Mardi dernier, soit le 11 septembre 2007, deux géants de l’industrie sortaient leurs opus respectifs. Ces derniers, pour ne pas nommé Kanye West et le controversé 50 Cent ont à la fois enclenché une lutte à savoir qui des 2 seraient le vainqueurs sur les tablettes des bons disquaires.



Intéressant puisque la tendance vers la violence et le gangstérisme à travers le rap pourrait prendre un bon coup d’humilité vis-à-vis les paroles positives et plus accessibles de West. Je ne manifeste aucun favoritisme pour le rappeur originaire de Chicago ou encore Curtis Jackson (50). C’est pourquoi j’ai décidé d’écrire cette double critique de la manière la plus objective qui soit, en comparant leurs derniers devoirs!

50 Cent – Curtis


Pour son troisième opus, la suite de l’excellent « Get Rich Or Die Tryin’ » et du décevant « The Massacre », Jackson décide de retourner à ses racines. Les sons de la rue, un piano, des balles perdues, des pistolets, rien de trop nouveau du côté de Fifty. L’intro raconte l’achat rapide d’un fusil et la première piste « My Gun » n’a rien à voir avec l’excellente pièce « My Buddy » sur l’album du G-Unit. Il faut attendre la 4ième plage pour entendre le premier vrai hit qui s’appelle « I’ll still Kill » en collabo avec le dernier poulain de Shady, Akon.

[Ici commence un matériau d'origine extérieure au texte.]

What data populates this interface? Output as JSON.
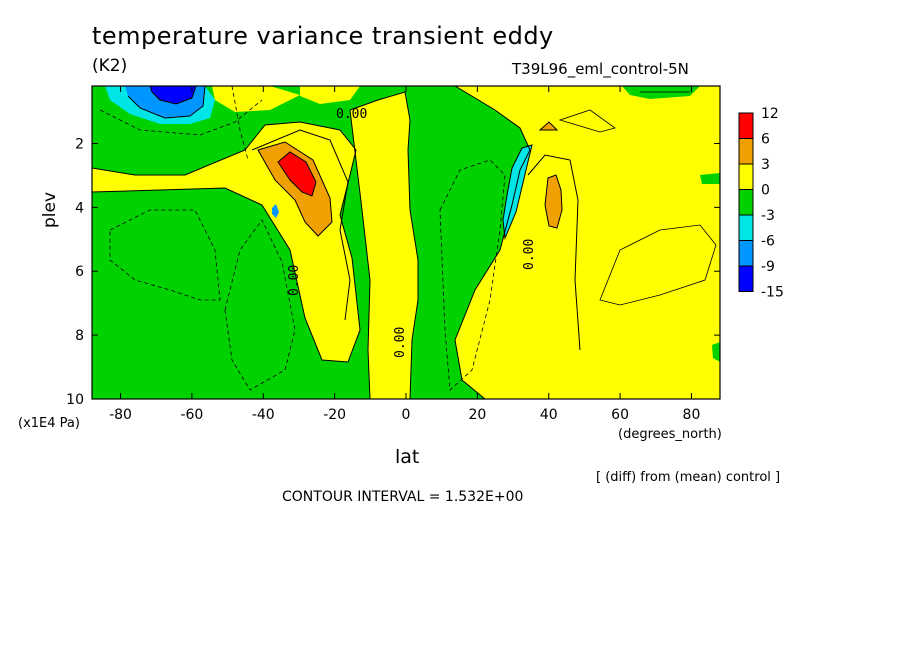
{
  "chart_data": {
    "type": "heatmap",
    "title": "temperature variance transient eddy",
    "units": "(K2)",
    "run_id": "T39L96_eml_control-5N",
    "xlabel": "lat",
    "x_units": "(degrees_north)",
    "ylabel": "plev",
    "y_units": "(x1E4 Pa)",
    "x_ticks": [
      "-80",
      "-60",
      "-40",
      "-20",
      "0",
      "20",
      "40",
      "60",
      "80"
    ],
    "y_ticks": [
      "2",
      "4",
      "6",
      "8",
      "10"
    ],
    "xlim": [
      -88,
      88
    ],
    "ylim": [
      10,
      0.2
    ],
    "colorbar": {
      "labels": [
        "12",
        "6",
        "3",
        "0",
        "-3",
        "-6",
        "-9",
        "-15"
      ],
      "colors": [
        "#ff0000",
        "#f0a000",
        "#ffff00",
        "#00d200",
        "#00e6e6",
        "#0096ff",
        "#0000ff"
      ]
    },
    "contour_labels": [
      "0.00",
      "0.00",
      "0.00",
      "0.00"
    ],
    "note": "[ (diff) from (mean) control ]",
    "contour_interval": "CONTOUR INTERVAL = 1.532E+00"
  }
}
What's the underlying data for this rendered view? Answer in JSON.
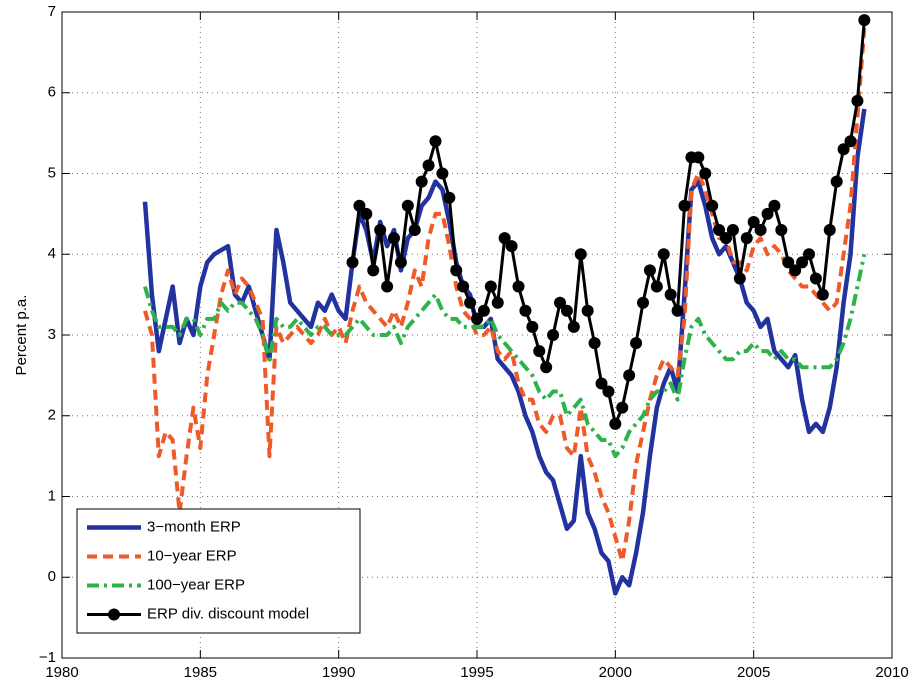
{
  "chart_data": {
    "type": "line",
    "ylabel": "Percent p.a.",
    "xlim": [
      1980,
      2010
    ],
    "xticks": [
      1980,
      1985,
      1990,
      1995,
      2000,
      2005,
      2010
    ],
    "ylim": [
      -1,
      7
    ],
    "yticks": [
      {
        "value": -1,
        "label": "−1"
      },
      0,
      1,
      2,
      3,
      4,
      5,
      6,
      7
    ],
    "grid": true,
    "legend": "lower left",
    "x": [
      1983,
      1983.25,
      1983.5,
      1983.75,
      1984,
      1984.25,
      1984.5,
      1984.75,
      1985,
      1985.25,
      1985.5,
      1985.75,
      1986,
      1986.25,
      1986.5,
      1986.75,
      1987,
      1987.25,
      1987.5,
      1987.75,
      1988,
      1988.25,
      1988.5,
      1988.75,
      1989,
      1989.25,
      1989.5,
      1989.75,
      1990,
      1990.25,
      1990.5,
      1990.75,
      1991,
      1991.25,
      1991.5,
      1991.75,
      1992,
      1992.25,
      1992.5,
      1992.75,
      1993,
      1993.25,
      1993.5,
      1993.75,
      1994,
      1994.25,
      1994.5,
      1994.75,
      1995,
      1995.25,
      1995.5,
      1995.75,
      1996,
      1996.25,
      1996.5,
      1996.75,
      1997,
      1997.25,
      1997.5,
      1997.75,
      1998,
      1998.25,
      1998.5,
      1998.75,
      1999,
      1999.25,
      1999.5,
      1999.75,
      2000,
      2000.25,
      2000.5,
      2000.75,
      2001,
      2001.25,
      2001.5,
      2001.75,
      2002,
      2002.25,
      2002.5,
      2002.75,
      2003,
      2003.25,
      2003.5,
      2003.75,
      2004,
      2004.25,
      2004.5,
      2004.75,
      2005,
      2005.25,
      2005.5,
      2005.75,
      2006,
      2006.25,
      2006.5,
      2006.75,
      2007,
      2007.25,
      2007.5,
      2007.75,
      2008,
      2008.25,
      2008.5,
      2008.75,
      2009
    ],
    "series": [
      {
        "name": "3−month ERP",
        "color": "#2233a0",
        "linestyle": "solid",
        "values": [
          4.65,
          3.5,
          2.8,
          3.2,
          3.6,
          2.9,
          3.2,
          3.0,
          3.6,
          3.9,
          4.0,
          4.05,
          4.1,
          3.5,
          3.4,
          3.6,
          3.3,
          3.0,
          2.7,
          4.3,
          3.9,
          3.4,
          3.3,
          3.2,
          3.1,
          3.4,
          3.3,
          3.5,
          3.3,
          3.2,
          3.9,
          4.5,
          4.3,
          3.9,
          4.4,
          4.1,
          4.3,
          3.8,
          4.2,
          4.3,
          4.6,
          4.7,
          4.9,
          4.8,
          4.4,
          3.9,
          3.6,
          3.5,
          3.1,
          3.1,
          3.2,
          2.7,
          2.6,
          2.5,
          2.3,
          2.0,
          1.8,
          1.5,
          1.3,
          1.2,
          0.9,
          0.6,
          0.7,
          1.5,
          0.8,
          0.6,
          0.3,
          0.2,
          -0.2,
          0.0,
          -0.1,
          0.3,
          0.8,
          1.5,
          2.1,
          2.4,
          2.6,
          2.3,
          3.5,
          4.8,
          4.9,
          4.6,
          4.2,
          4.0,
          4.1,
          3.9,
          3.7,
          3.4,
          3.3,
          3.1,
          3.2,
          2.8,
          2.7,
          2.6,
          2.75,
          2.2,
          1.8,
          1.9,
          1.8,
          2.1,
          2.6,
          3.4,
          4.0,
          5.2,
          5.8
        ]
      },
      {
        "name": "10−year ERP",
        "color": "#f05a28",
        "linestyle": "dashed",
        "values": [
          3.3,
          3.0,
          1.5,
          1.8,
          1.7,
          0.8,
          1.5,
          2.1,
          1.6,
          2.5,
          3.0,
          3.5,
          3.8,
          3.5,
          3.7,
          3.6,
          3.4,
          3.2,
          1.5,
          3.1,
          2.9,
          3.0,
          3.1,
          3.0,
          2.9,
          3.0,
          3.2,
          3.0,
          3.1,
          2.9,
          3.3,
          3.6,
          3.4,
          3.3,
          3.2,
          3.1,
          3.3,
          3.1,
          3.4,
          3.8,
          3.6,
          4.2,
          4.5,
          4.5,
          4.1,
          3.6,
          3.3,
          3.2,
          3.0,
          3.0,
          3.1,
          2.8,
          2.7,
          2.8,
          2.4,
          2.2,
          2.2,
          1.9,
          1.8,
          2.0,
          2.0,
          1.6,
          1.5,
          2.1,
          1.5,
          1.3,
          1.0,
          0.8,
          0.5,
          0.2,
          0.7,
          1.4,
          1.8,
          2.2,
          2.5,
          2.7,
          2.6,
          2.5,
          3.2,
          4.8,
          5.0,
          4.8,
          4.5,
          4.2,
          4.2,
          3.9,
          3.9,
          3.8,
          4.1,
          4.2,
          4.0,
          4.1,
          4.0,
          3.8,
          3.7,
          3.6,
          3.6,
          3.5,
          3.4,
          3.3,
          3.4,
          4.0,
          4.6,
          5.7,
          6.8
        ]
      },
      {
        "name": "100−year ERP",
        "color": "#2db34a",
        "linestyle": "dashdot",
        "values": [
          3.6,
          3.3,
          3.1,
          3.1,
          3.1,
          3.0,
          3.2,
          3.2,
          3.0,
          3.2,
          3.2,
          3.4,
          3.3,
          3.4,
          3.4,
          3.3,
          3.2,
          3.0,
          2.7,
          3.2,
          3.1,
          3.1,
          3.2,
          3.1,
          3.0,
          3.1,
          3.1,
          3.0,
          3.0,
          3.0,
          3.1,
          3.2,
          3.1,
          3.0,
          3.0,
          3.0,
          3.1,
          2.9,
          3.1,
          3.2,
          3.3,
          3.4,
          3.5,
          3.3,
          3.2,
          3.2,
          3.1,
          3.1,
          3.1,
          3.1,
          3.2,
          3.0,
          2.9,
          2.8,
          2.7,
          2.6,
          2.5,
          2.3,
          2.2,
          2.3,
          2.3,
          2.0,
          2.1,
          2.2,
          1.9,
          1.8,
          1.7,
          1.7,
          1.5,
          1.6,
          1.8,
          1.9,
          2.0,
          2.2,
          2.3,
          2.3,
          2.4,
          2.2,
          2.7,
          3.1,
          3.2,
          3.0,
          2.9,
          2.8,
          2.7,
          2.7,
          2.8,
          2.8,
          2.9,
          2.8,
          2.8,
          2.7,
          2.8,
          2.7,
          2.7,
          2.6,
          2.6,
          2.6,
          2.6,
          2.6,
          2.7,
          2.9,
          3.2,
          3.6,
          4.0
        ]
      },
      {
        "name": "ERP div. discount model",
        "color": "#000000",
        "linestyle": "solid",
        "marker": "circle",
        "values": [
          null,
          null,
          null,
          null,
          null,
          null,
          null,
          null,
          null,
          null,
          null,
          null,
          null,
          null,
          null,
          null,
          null,
          null,
          null,
          null,
          null,
          null,
          null,
          null,
          null,
          null,
          null,
          null,
          null,
          null,
          3.9,
          4.6,
          4.5,
          3.8,
          4.3,
          3.6,
          4.2,
          3.9,
          4.6,
          4.3,
          4.9,
          5.1,
          5.4,
          5.0,
          4.7,
          3.8,
          3.6,
          3.4,
          3.2,
          3.3,
          3.6,
          3.4,
          4.2,
          4.1,
          3.6,
          3.3,
          3.1,
          2.8,
          2.6,
          3.0,
          3.4,
          3.3,
          3.1,
          4.0,
          3.3,
          2.9,
          2.4,
          2.3,
          1.9,
          2.1,
          2.5,
          2.9,
          3.4,
          3.8,
          3.6,
          4.0,
          3.5,
          3.3,
          4.6,
          5.2,
          5.2,
          5.0,
          4.6,
          4.3,
          4.2,
          4.3,
          3.7,
          4.2,
          4.4,
          4.3,
          4.5,
          4.6,
          4.3,
          3.9,
          3.8,
          3.9,
          4.0,
          3.7,
          3.5,
          4.3,
          4.9,
          5.3,
          5.4,
          5.9,
          6.9
        ]
      }
    ]
  }
}
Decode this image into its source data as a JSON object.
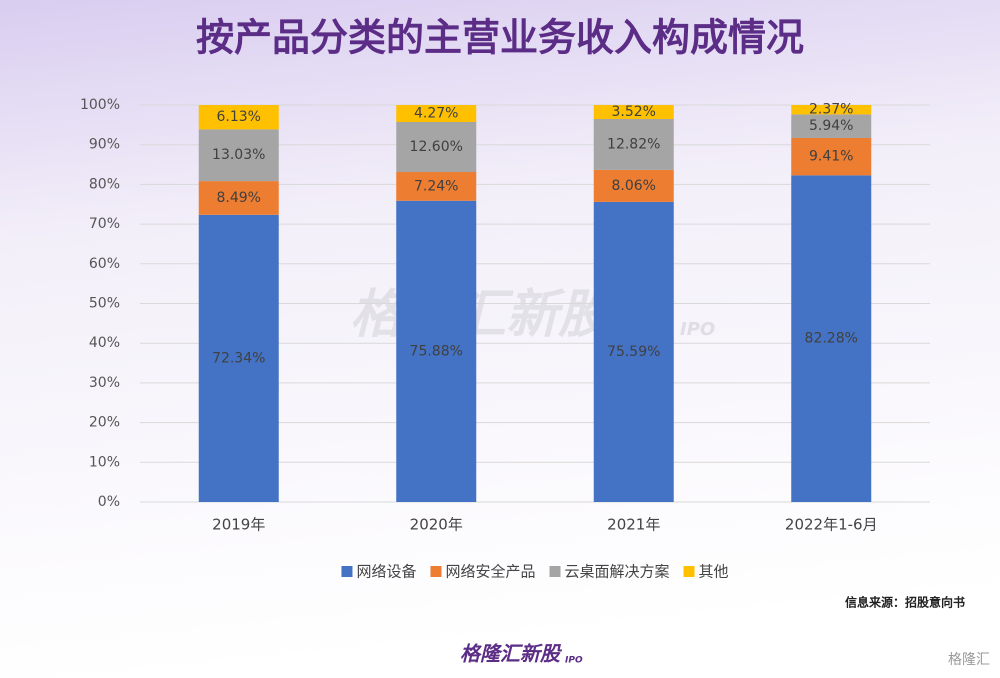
{
  "chart_data": {
    "type": "stacked_bar",
    "title": "按产品分类的主营业务收入构成情况",
    "categories": [
      "2019年",
      "2020年",
      "2021年",
      "2022年1-6月"
    ],
    "series": [
      {
        "name": "网络设备",
        "color": "#4472c4",
        "values": [
          72.34,
          75.88,
          75.59,
          82.28
        ],
        "value_labels": [
          "72.34%",
          "75.88%",
          "75.59%",
          "82.28%"
        ]
      },
      {
        "name": "网络安全产品",
        "color": "#ed7d31",
        "values": [
          8.49,
          7.24,
          8.06,
          9.41
        ],
        "value_labels": [
          "8.49%",
          "7.24%",
          "8.06%",
          "9.41%"
        ]
      },
      {
        "name": "云桌面解决方案",
        "color": "#a5a5a5",
        "values": [
          13.03,
          12.6,
          12.82,
          5.94
        ],
        "value_labels": [
          "13.03%",
          "12.60%",
          "12.82%",
          "5.94%"
        ]
      },
      {
        "name": "其他",
        "color": "#ffc000",
        "values": [
          6.13,
          4.27,
          3.52,
          2.37
        ],
        "value_labels": [
          "6.13%",
          "4.27%",
          "3.52%",
          "2.37%"
        ]
      }
    ],
    "ylim": [
      0,
      100
    ],
    "yticks": [
      {
        "value": 0,
        "label": "0%"
      },
      {
        "value": 10,
        "label": "10%"
      },
      {
        "value": 20,
        "label": "20%"
      },
      {
        "value": 30,
        "label": "30%"
      },
      {
        "value": 40,
        "label": "40%"
      },
      {
        "value": 50,
        "label": "50%"
      },
      {
        "value": 60,
        "label": "60%"
      },
      {
        "value": 70,
        "label": "70%"
      },
      {
        "value": 80,
        "label": "80%"
      },
      {
        "value": 90,
        "label": "90%"
      },
      {
        "value": 100,
        "label": "100%"
      }
    ],
    "grid": true,
    "legend": "bottom",
    "source": "信息来源：招股意向书"
  },
  "watermark": {
    "name": "格隆汇新股",
    "tag": "IPO"
  },
  "footer": {
    "name": "格隆汇新股",
    "tag": "IPO"
  },
  "corner_logo": "格隆汇"
}
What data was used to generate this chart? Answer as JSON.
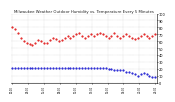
{
  "bg_color": "#ffffff",
  "grid_color": "#bbbbbb",
  "red_series": [
    80,
    78,
    72,
    65,
    60,
    58,
    56,
    55,
    58,
    62,
    60,
    57,
    58,
    62,
    65,
    63,
    60,
    62,
    65,
    67,
    65,
    68,
    70,
    72,
    68,
    65,
    68,
    70,
    68,
    70,
    72,
    70,
    68,
    65,
    68,
    72,
    68,
    65,
    68,
    70,
    68,
    65,
    63,
    65,
    68,
    70,
    68,
    65,
    68,
    70
  ],
  "blue_series": [
    22,
    22,
    22,
    22,
    22,
    22,
    22,
    22,
    22,
    22,
    22,
    22,
    22,
    22,
    22,
    22,
    22,
    22,
    22,
    22,
    22,
    22,
    22,
    22,
    22,
    22,
    22,
    22,
    22,
    22,
    22,
    22,
    22,
    20,
    20,
    18,
    18,
    18,
    18,
    16,
    15,
    14,
    12,
    10,
    12,
    14,
    12,
    10,
    8,
    8
  ],
  "red_color": "#dd0000",
  "blue_color": "#0000cc",
  "ylim": [
    0,
    100
  ],
  "ytick_interval": 10,
  "n_points": 50,
  "title": "Milwaukee Weather Outdoor Humidity vs. Temperature Every 5 Minutes",
  "title_fontsize": 2.8
}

Les instrumentaux sont toujours un facteur dominant du côté de Interscope. Cependant, l’auditeur sent la redondance des thèmes et la sécheresse dans le flot d’idées de l’artiste de Jamaica Queens. Pour le paroxysme d’une trilogie rapologique on repassera. Le même mix, guns, cash, bitch. Loin d’être un album médiocre, « Curtis » a tout de même son lot de potentiel, 50 Cent a su comment concocter des « clubs bangers » dans le passé et ses associations multiples avec différents producteurs prouvent qu’il n’a perdu sa touche en 2007. D’ailleurs, Timbaland, producteur de son dernier single « Ayo Technology » avec JT, brûle les plaques d’à peu près tous les DJs des bars locaux. Pour la suite, on devrait entendre 50, Young Buck et Nicole Scherzinger sur « Fire » (Dr.Dre) bientôt.

La pression est forte pour 50 qui a dit qu’il se retirerait de la compétition d’artistes rap solo s’il vendait moins que la « Graduation » de Kanye West durant la première semaine de ventes des 2 CDs. À mon avis c’est un disque qui mérite plus d’écoute mais la première impression c’est que cet opus nous laisse sur notre appétit. Ma seule certitude sur cet album c’est que 50 Cent est plus satisfait du résultat final que moi. Même la chanson avec Slim Shady sonne fade. Je ne m’attendais pas un album révolutionnaire mais j’ai cru, pour un troisième effort, à un artiste qui sortirait plus fort que ça. Pour les amateurs de tennis, la comparaison ressemble à : Kanye aura déjà le type d’avantage que Federer aurait sur du béton face à un Nadal blessé.

6.5/10
Hits :
I’ll still Kill feat. Akon
Ayo Technology feat. Justin Timberlake
Fire feat. Young Buck & Nicole Scherzinger


Kanye West –Graduation


Après sa colère exagéré au VMA’s plus tôt ce mois-ci, Kanye avait à me prouver auditivement qu’il était apte à recevoir le titre du meilleur rappeur dans l’est américain. Déjà les sons samplés du collectif Daft Punk pour créer son single « Stronger », c’est assez unique dans le genre.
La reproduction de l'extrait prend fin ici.